A l’instar des Cigales françaises14, les associations d’épargne de proximité, comme Le Pivot, L’Aube, La Bouée, Les Écus Balladeurs, et La Fourmi Solidaire, permettent de donner un coup de pouce à des projets sociaux ou alternatifs qui n’ont pas ou difficilement accès au crédit bancaire. Les prêts de 50.000 à 500.000 FB sont octroyés sans intérêt ou avec un intérêt minime.

Éléments à reproduire issus des tontines

Occupation de terrains et construction d’habitats

Comme dit plus haut, il serait très difficile d’occuper des terres et de s’y installer « illégalement »15. Par contre les communes peuvent, en toute légalité, réquisitionner tout immeuble abandonné depuis plus de six mois afin de le mettre à la disposition de personnes sans abri16. Mais les préalables indispensables à la réquisition limitent de manière importante sa mise en œuvre17. Il est aussi possible, pour les opérateurs immobiliers, de pratiquer la « réquisition douce », à savoir négocier avec le propriétaire la gestion et l’occupation des lieux selon certaines conditions18.

Les mêmes situations vécues par des personnes de pays différents peuvent aussi être une source d’échange d’expériences. Par exemple, des échanges se sont déroulés entre paysans sans terre du Brésil et des personnes mal logées de Charleroi.

Adaptation de la tontine « africaine » dans la région wallonne

Le système de tontine « à l’africaine » est basé sur une culture de la solidarité entre humains, de solidarité avec sa communauté et de contrôle social et ce sans passer obligatoirement par une institutionnalisation du procédé.

Ici le système doit être adapté à notre culture « individualiste » et à notre système législatif assez bien développé.

De même qu’un travail doit être réalisé pour évaluer quels seraient les avantages de la tontine mise en œuvre par un public défavorisés. Peut-être serait-il intéressant d’initier des expériences à l’intérieur de « communautés » comme au niveau des campings et parcs résidentiels, par exemple.

Quelques bases et pistes de travail

Le système s’applique aussi au travail et à l’échange de services. Les SELs (Système d’Échanges Locaux) le mettent en pratique sous cette forme. Ce qui, au niveau législation en matière de chômage, pose parfois quelques problèmes19. Il est pratiqué depuis longtemps chez les fermiers, par exemple.
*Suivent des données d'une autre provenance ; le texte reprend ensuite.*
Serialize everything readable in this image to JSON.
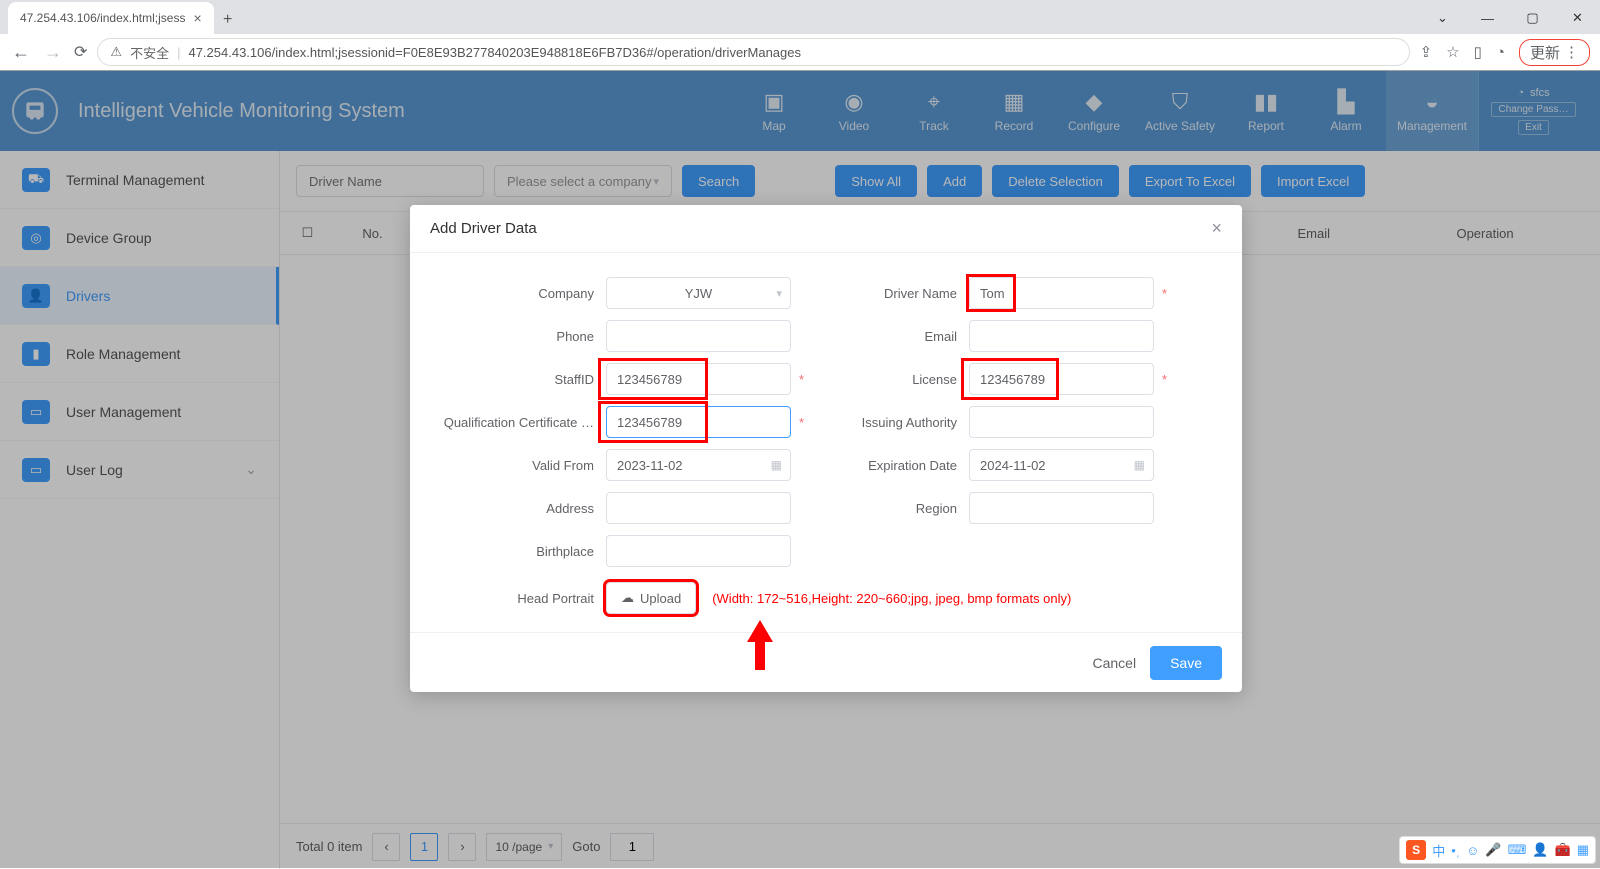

Dans ce cas, chacun des membres bénéficient de la force de travail des autres membres, ou encore de biens (par exemple : les moissonneuses).

L’Agence de Développement Local de Pont-à-Celles à créé un Club Créateurs d’Emplois. Le CCE est composé d’une 20aine de bénévoles qui mettent à disposition des porteurs de projets leurs compétences et expériences.

Les pratiques de nos voisins français, comme, par exemple :

Mais aussi , des Rmistes ont reversés une partie de leur prime de Noël pour soutenir des projets du Sud comme, par exemple l’achat d’une ambulance pour les femmes démunies d’un quartier de Montevideo, le travail réalisé par la Grameen Bank au Bangladesh (micro-crédit accordé à des « pauvres »)…

Une étude sur le développement du potentiel économique des quartiers en difficultés propose quelques mesures pour attirer les ressources dans les quartiers, dont le système de la tontine22 et la coopération avec des banques pour la collecte et l’utilisation de l’épargne des habitants des quartiers.

Il y a aussi le « microcrédit confiance », comme par exemple ce CPAS qui a autorisé un minimexé (recevant un revenu minimum, équivalent du RMI en France) à partir suivre une formation à l’étranger tout en conservant son minimex23. Ou encore le nouveau statut en test qui permet à un demandeur d’emploi d’entrer et de sortir d’une coopérative en cas d’échec et de retrouver son statut initial de demandeur d’emploi. L’entrepreneur y est salarié à temps partiel tout en préservant ses allocations proportionnellement au revenu dégagé par ses activités24.

Au niveau financement

1 Différents textes et prescriptions sont à respecter comme, entre autre, le Code Wallon de l’Aménagement du Territoire, de l’Urbanisme et du Patrimoine (CWATUP) ; les plans de secteurs ; les Plans Communaux d’Aménagements (PCA) ; le Règlement Général sur les Bâtisses en Site Rural (RGBSR) ; les règlements en matière de lotissement…

2 LH, CM et DP, p.2

3 Bulletin de liaison, p.1

4 Pour plus d’informations sur ces expériences voir « Solidarités Nouvelles »

5 Pour plus d’infos voir la définition juridique des tontines

6 Exemple donné par le CIRE dans le cadre d’une action initiée avec le Fonds du logement pour aider des familles nombreuses à acheter leur logement

7 A Verviers, il existe une caisse sociale (tontine) mise en place par des Rwandais.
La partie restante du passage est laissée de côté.